Il y a de ces événements qui ressortent si vite de notre actualité politique, qu'on se demande, en y repensant quelque temps après, s'ils ont véritablement existé. Cela est particulièrement le cas pour l'entente historique cosignée en décembre dernier, entre les chefs du Parti libéral du Canada, du Nouveau Parti démocratique et du Bloc québécois. Même si cette entente est maintenant chose du passé, que retenir d'un tel geste, quel sens lui donner?

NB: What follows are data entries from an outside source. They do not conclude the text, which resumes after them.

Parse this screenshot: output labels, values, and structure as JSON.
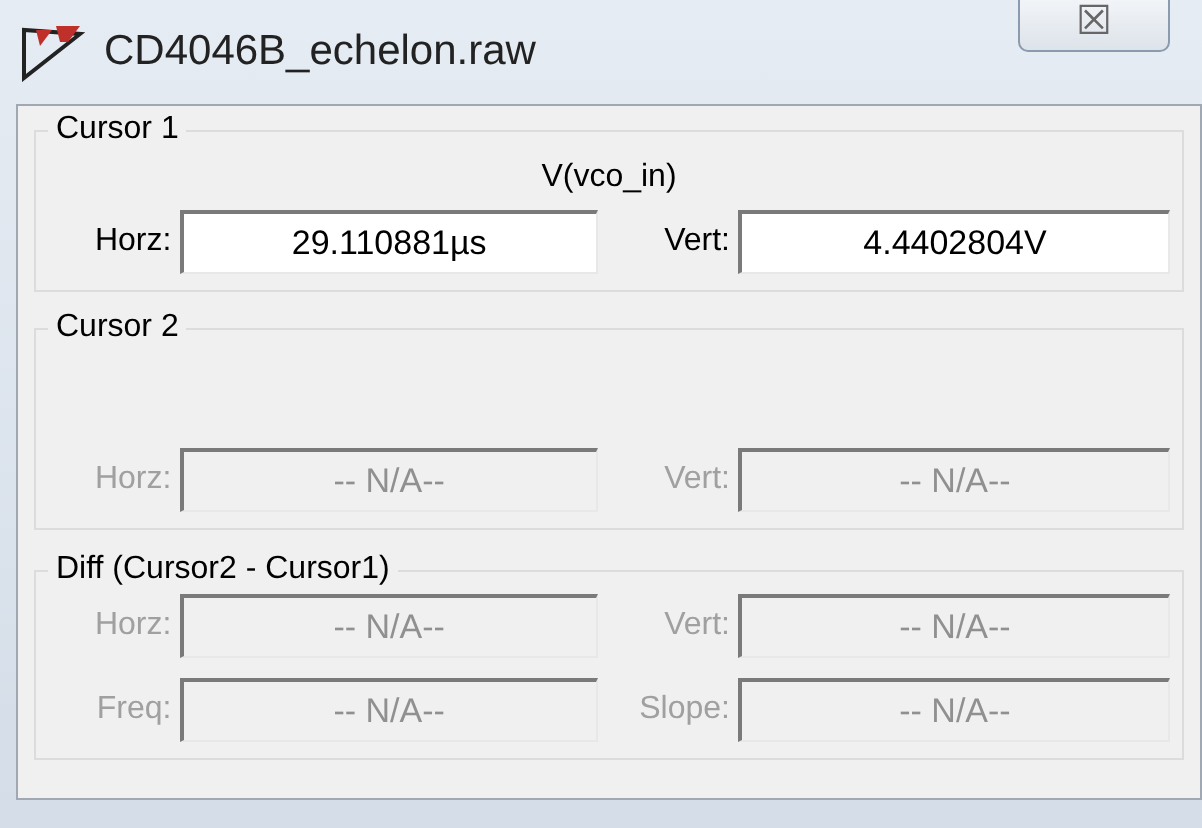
{
  "window": {
    "title": "CD4046B_echelon.raw",
    "close": "☒"
  },
  "groups": [
    {
      "legend": "Cursor 1",
      "signal": "V(vco_in)",
      "fields": [
        {
          "label": "Horz:",
          "value": "29.110881µs",
          "disabled": false
        },
        {
          "label": "Vert:",
          "value": "4.4402804V",
          "disabled": false
        }
      ]
    },
    {
      "legend": "Cursor 2",
      "fields": [
        {
          "label": "Horz:",
          "value": "-- N/A--",
          "disabled": true
        },
        {
          "label": "Vert:",
          "value": "-- N/A--",
          "disabled": true
        }
      ]
    },
    {
      "legend": "Diff (Cursor2 - Cursor1)",
      "fields": [
        {
          "label": "Horz:",
          "value": "-- N/A--",
          "disabled": true
        },
        {
          "label": "Vert:",
          "value": "-- N/A--",
          "disabled": true
        },
        {
          "label": "Freq:",
          "value": "-- N/A--",
          "disabled": true
        },
        {
          "label": "Slope:",
          "value": "-- N/A--",
          "disabled": true
        }
      ]
    }
  ]
}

La première réponse qui vient à l'esprit relève de la simple considération tactique. Stephen Harper est à la tête d'un gouvernement de droite qui, selon ses adversaires, met à ce point en danger les grandes valeurs canadiennes qu'il faille le renverser, minoritaire qu'il se retrouve à la Chambre des communes. Logique tout à fait compréhensible pour des libéraux et des néo-démocrates en mal de pouvoir. Logique beaucoup moins évidente à tenir pour un parti indépendantiste. Première hypothèse: cette entente n'aura été rien d'autre qu'un éphémère mariage de raison, auquel aurait consenti le Bloc, à la recherche qu'il était, du moindre mal pour le Québec.

 

Pourtant, l'adhésion du Bloc québécois à cette coalition parlementaire pour une période de dix-huit mois - une éternité en politique - a laissé plusieurs souverainistes perplexes. Non sans raison. D'une certaine manière et bien malgré eux dans certains cas, les bloquistes se sont enfermés dans une logique laissant entendre que les libéraux constituaient une option à ce point viable et valable pour les Québécois qu'il faille les porter au pouvoir sans en appeler au verdict populaire. Les Québécois n'auraient-ils pas été alors tentés, la prochaine élection venue, de voter directement pour les libéraux?

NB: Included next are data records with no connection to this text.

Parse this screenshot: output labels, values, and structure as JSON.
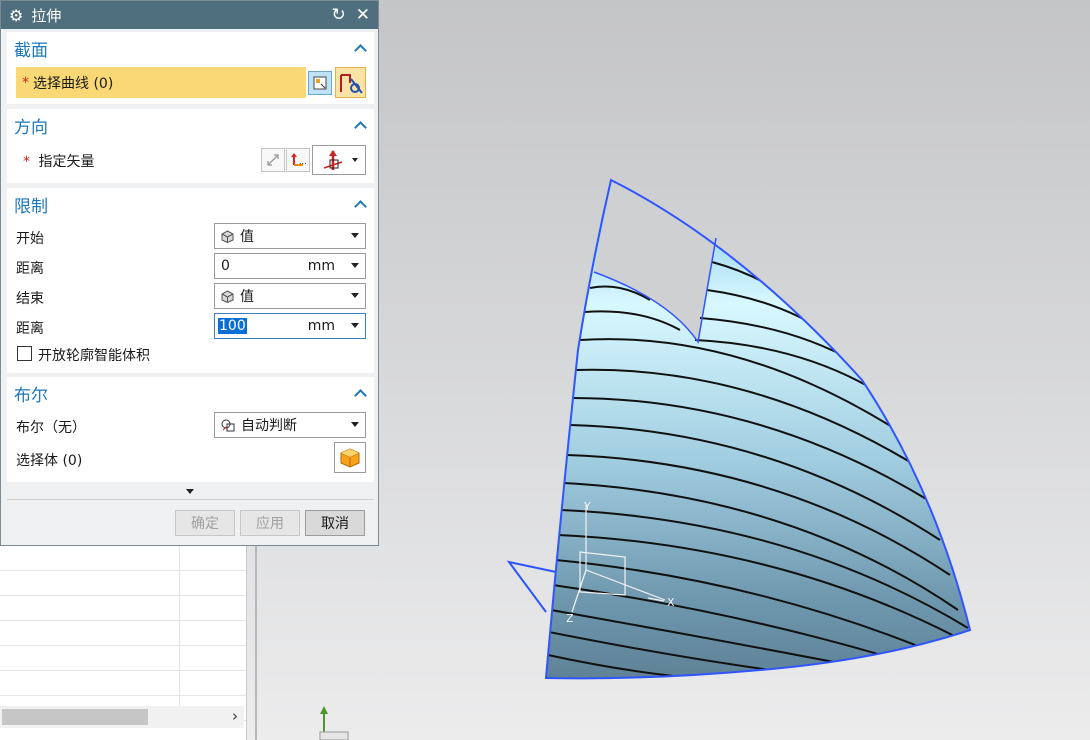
{
  "dialog": {
    "title": "拉伸",
    "section": {
      "title": "截面",
      "select_curve_required": "*",
      "select_curve_label": "选择曲线 (0)"
    },
    "direction": {
      "title": "方向",
      "vector_required": "*",
      "vector_label": "指定矢量"
    },
    "limits": {
      "title": "限制",
      "start_label": "开始",
      "start_value": "值",
      "start_distance_label": "距离",
      "start_distance_value": "0",
      "start_distance_unit": "mm",
      "end_label": "结束",
      "end_value": "值",
      "end_distance_label": "距离",
      "end_distance_value": "100",
      "end_distance_unit": "mm",
      "open_profile_label": "开放轮廓智能体积"
    },
    "boolean": {
      "title": "布尔",
      "bool_label": "布尔（无）",
      "bool_value": "自动判断",
      "select_body_label": "选择体 (0)"
    },
    "buttons": {
      "ok": "确定",
      "apply": "应用",
      "cancel": "取消"
    }
  },
  "viewport": {
    "triad": {
      "x": "X",
      "y": "Y",
      "z": "Z"
    },
    "colors": {
      "surface_edge": "#2f55ff",
      "background_top": "#c4c5c7",
      "background_bottom": "#ececed"
    }
  }
}
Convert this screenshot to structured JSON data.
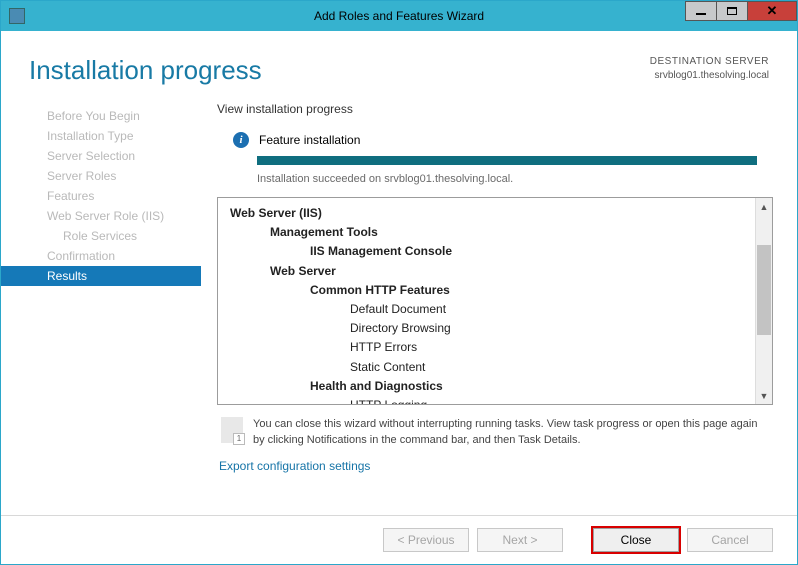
{
  "window": {
    "title": "Add Roles and Features Wizard"
  },
  "header": {
    "page_title": "Installation progress",
    "dest_label": "DESTINATION SERVER",
    "dest_server": "srvblog01.thesolving.local"
  },
  "sidebar": {
    "items": [
      {
        "label": "Before You Begin",
        "active": false,
        "indent": false
      },
      {
        "label": "Installation Type",
        "active": false,
        "indent": false
      },
      {
        "label": "Server Selection",
        "active": false,
        "indent": false
      },
      {
        "label": "Server Roles",
        "active": false,
        "indent": false
      },
      {
        "label": "Features",
        "active": false,
        "indent": false
      },
      {
        "label": "Web Server Role (IIS)",
        "active": false,
        "indent": false
      },
      {
        "label": "Role Services",
        "active": false,
        "indent": true
      },
      {
        "label": "Confirmation",
        "active": false,
        "indent": false
      },
      {
        "label": "Results",
        "active": true,
        "indent": false
      }
    ]
  },
  "main": {
    "subheading": "View installation progress",
    "status_title": "Feature installation",
    "status_text": "Installation succeeded on srvblog01.thesolving.local.",
    "tree": [
      {
        "level": 0,
        "text": "Web Server (IIS)"
      },
      {
        "level": 1,
        "text": "Management Tools"
      },
      {
        "level": 2,
        "text": "IIS Management Console"
      },
      {
        "level": 1,
        "text": "Web Server"
      },
      {
        "level": 2,
        "text": "Common HTTP Features"
      },
      {
        "level": 3,
        "text": "Default Document"
      },
      {
        "level": 3,
        "text": "Directory Browsing"
      },
      {
        "level": 3,
        "text": "HTTP Errors"
      },
      {
        "level": 3,
        "text": "Static Content"
      },
      {
        "level": 2,
        "text": "Health and Diagnostics"
      },
      {
        "level": 3,
        "text": "HTTP Logging"
      }
    ],
    "tip": "You can close this wizard without interrupting running tasks. View task progress or open this page again by clicking Notifications in the command bar, and then Task Details.",
    "export_link": "Export configuration settings"
  },
  "footer": {
    "previous": "< Previous",
    "next": "Next >",
    "close": "Close",
    "cancel": "Cancel"
  }
}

L'hypothèse du moindre mal ne tient pas la route pour comprendre pourquoi le Bloc québécois s'est indirectement porté à la défense des intérêts d'un parti qui incarne encore aux yeux de la majorité des Québécois, le rapatriement unilatéral de la constitution, la perte du droit de veto, l'échec de l'Accord du lac Meech, la loi sur la clarté référendaire, la non-reconnaissance de l'intégrité territoriale du Québec en cas d'indépendance, le scandale des commandites, etc., etc.? Il y a forcément autre chose...

Une nouvelle étape?

De l'aveu même de Gilles Duceppe, l'établissement d'une coalition gouvernementale soutenue par une autre coalition, celle-là parlementaire, dont le Bloc était la clef de voûte, fut aussi, et peut-être surtout, justifié par la volonté de défendre des valeurs communes sur le plan social, des valeurs partagées par les trois partis d'opposition (même chance pour tous, justice distributive, interventionnisme réfléchi de l'État, droit à la syndicalisation, autonomisation de la politique étrangère du Canada, etc.).

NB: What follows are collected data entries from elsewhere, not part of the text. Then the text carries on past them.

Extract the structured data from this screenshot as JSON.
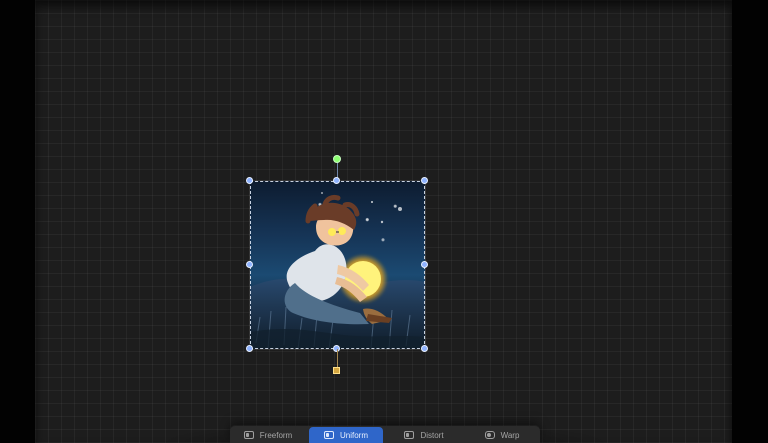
{
  "artwork": {
    "subject": "boy holding glowing moon"
  },
  "transform_modes": {
    "items": [
      {
        "label": "Freeform",
        "icon": "freeform-icon"
      },
      {
        "label": "Uniform",
        "icon": "uniform-icon",
        "selected": true
      },
      {
        "label": "Distort",
        "icon": "distort-icon"
      },
      {
        "label": "Warp",
        "icon": "warp-icon"
      }
    ]
  },
  "colors": {
    "canvas": "#1d1d1d",
    "selection": "#8fb3ff",
    "active_mode": "#2f66c9",
    "rotate_handle": "#8dff72",
    "pivot_handle": "#d5a741"
  }
}
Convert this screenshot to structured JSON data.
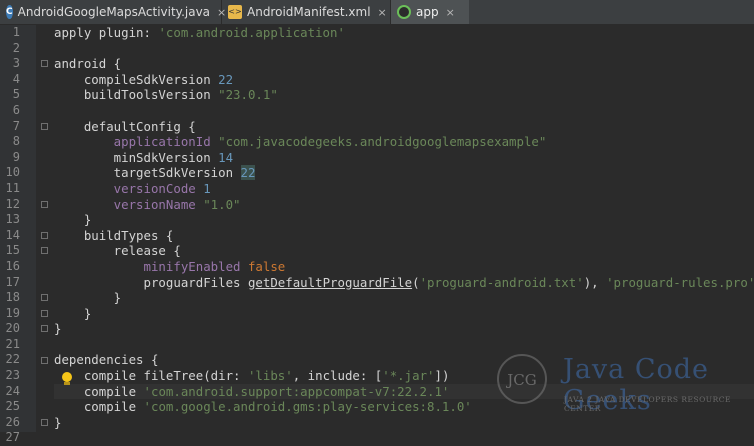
{
  "tabs": [
    {
      "label": "AndroidGoogleMapsActivity.java",
      "icon": "class-icon",
      "badge": "C"
    },
    {
      "label": "AndroidManifest.xml",
      "icon": "xml-icon",
      "badge": "<>"
    },
    {
      "label": "app",
      "icon": "gradle-icon",
      "active": true
    }
  ],
  "close_glyph": "×",
  "line_numbers": [
    "1",
    "2",
    "3",
    "4",
    "5",
    "6",
    "7",
    "8",
    "9",
    "10",
    "11",
    "12",
    "13",
    "14",
    "15",
    "16",
    "17",
    "18",
    "19",
    "20",
    "21",
    "22",
    "23",
    "24",
    "25",
    "26",
    "27"
  ],
  "code": [
    [
      {
        "c": "m",
        "t": "apply plugin: "
      },
      {
        "c": "s",
        "t": "'com.android.application'"
      }
    ],
    [],
    [
      {
        "c": "m",
        "t": "android {"
      }
    ],
    [
      {
        "c": "m",
        "t": "    compileSdkVersion "
      },
      {
        "c": "n",
        "t": "22"
      }
    ],
    [
      {
        "c": "m",
        "t": "    buildToolsVersion "
      },
      {
        "c": "s",
        "t": "\"23.0.1\""
      }
    ],
    [],
    [
      {
        "c": "m",
        "t": "    defaultConfig {"
      }
    ],
    [
      {
        "c": "p",
        "t": "        applicationId "
      },
      {
        "c": "s",
        "t": "\"com.javacodegeeks.androidgooglemapsexample\""
      }
    ],
    [
      {
        "c": "m",
        "t": "        minSdkVersion "
      },
      {
        "c": "n",
        "t": "14"
      }
    ],
    [
      {
        "c": "m",
        "t": "        targetSdkVersion "
      },
      {
        "c": "n hl",
        "t": "22"
      }
    ],
    [
      {
        "c": "p",
        "t": "        versionCode "
      },
      {
        "c": "n",
        "t": "1"
      }
    ],
    [
      {
        "c": "p",
        "t": "        versionName "
      },
      {
        "c": "s",
        "t": "\"1.0\""
      }
    ],
    [
      {
        "c": "m",
        "t": "    }"
      }
    ],
    [
      {
        "c": "m",
        "t": "    buildTypes {"
      }
    ],
    [
      {
        "c": "m",
        "t": "        release {"
      }
    ],
    [
      {
        "c": "p",
        "t": "            minifyEnabled "
      },
      {
        "c": "k",
        "t": "false"
      }
    ],
    [
      {
        "c": "m",
        "t": "            proguardFiles "
      },
      {
        "c": "m u",
        "t": "getDefaultProguardFile"
      },
      {
        "c": "m",
        "t": "("
      },
      {
        "c": "s",
        "t": "'proguard-android.txt'"
      },
      {
        "c": "m",
        "t": "), "
      },
      {
        "c": "s",
        "t": "'proguard-rules.pro'"
      }
    ],
    [
      {
        "c": "m",
        "t": "        }"
      }
    ],
    [
      {
        "c": "m",
        "t": "    }"
      }
    ],
    [
      {
        "c": "m",
        "t": "}"
      }
    ],
    [],
    [
      {
        "c": "m",
        "t": "dependencies {"
      }
    ],
    [
      {
        "c": "m",
        "t": "    compile fileTree(dir: "
      },
      {
        "c": "s",
        "t": "'libs'"
      },
      {
        "c": "m",
        "t": ", include: ["
      },
      {
        "c": "s",
        "t": "'*.jar'"
      },
      {
        "c": "m",
        "t": "])"
      }
    ],
    [
      {
        "c": "m",
        "t": "    compile "
      },
      {
        "c": "s",
        "t": "'com.android.support:appcompat-v7:22.2.1'"
      }
    ],
    [
      {
        "c": "m",
        "t": "    compile "
      },
      {
        "c": "s",
        "t": "'com.google.android.gms:play-services:8.1.0'"
      }
    ],
    [
      {
        "c": "m",
        "t": "}"
      }
    ],
    []
  ],
  "current_line": 24,
  "fold_lines": [
    3,
    7,
    12,
    14,
    15,
    18,
    19,
    20,
    22,
    26
  ],
  "watermark": {
    "logo": "JCG",
    "title": "Java Code Geeks",
    "subtitle": "JAVA 2 JAVA DEVELOPERS RESOURCE CENTER"
  },
  "colors": {
    "background": "#2b2b2b",
    "keyword": "#cc7832",
    "string": "#6a8759",
    "number": "#6897bb",
    "property": "#9876aa"
  }
}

Malgré des réticences historiques à l'égard du PLC, pour la première fois depuis le référendum de 1995, un parti souverainiste, en cela largement appuyé par sa base militante et la population québécoise, concevait comme étant non seulement possible, mais souhaitable, d'établir un dialogue politique de longue durée avec le reste du Canada et au premier chef, avec ses traditionnels frères ennemis. Sans aller jusqu'à parler de réconciliation nationale, loin sans faut, il y avait dans cette entente un espoir de rapprochement que bien des Québécois espéraient voir se concrétiser depuis longtemps. Espoir qu'est rapidement venu étouffer Michael Ignatieff.

Deuxième acte

La nouvelle option défendue par le Parti québécois n'est pas neuve. Du temps où, jeune attaché politique, j'étais au cabinet du premier ministre Jacques Parizeau, elle circulait déjà sous le boisseau. Les objections finales à ce scénario étaient toujours les mêmes: les référendums sectoriels sont d'une tout autre nature qu'un référendum portant sur l'indépendance, car ils visent davantage à réformer le Canada qu'à en sortir.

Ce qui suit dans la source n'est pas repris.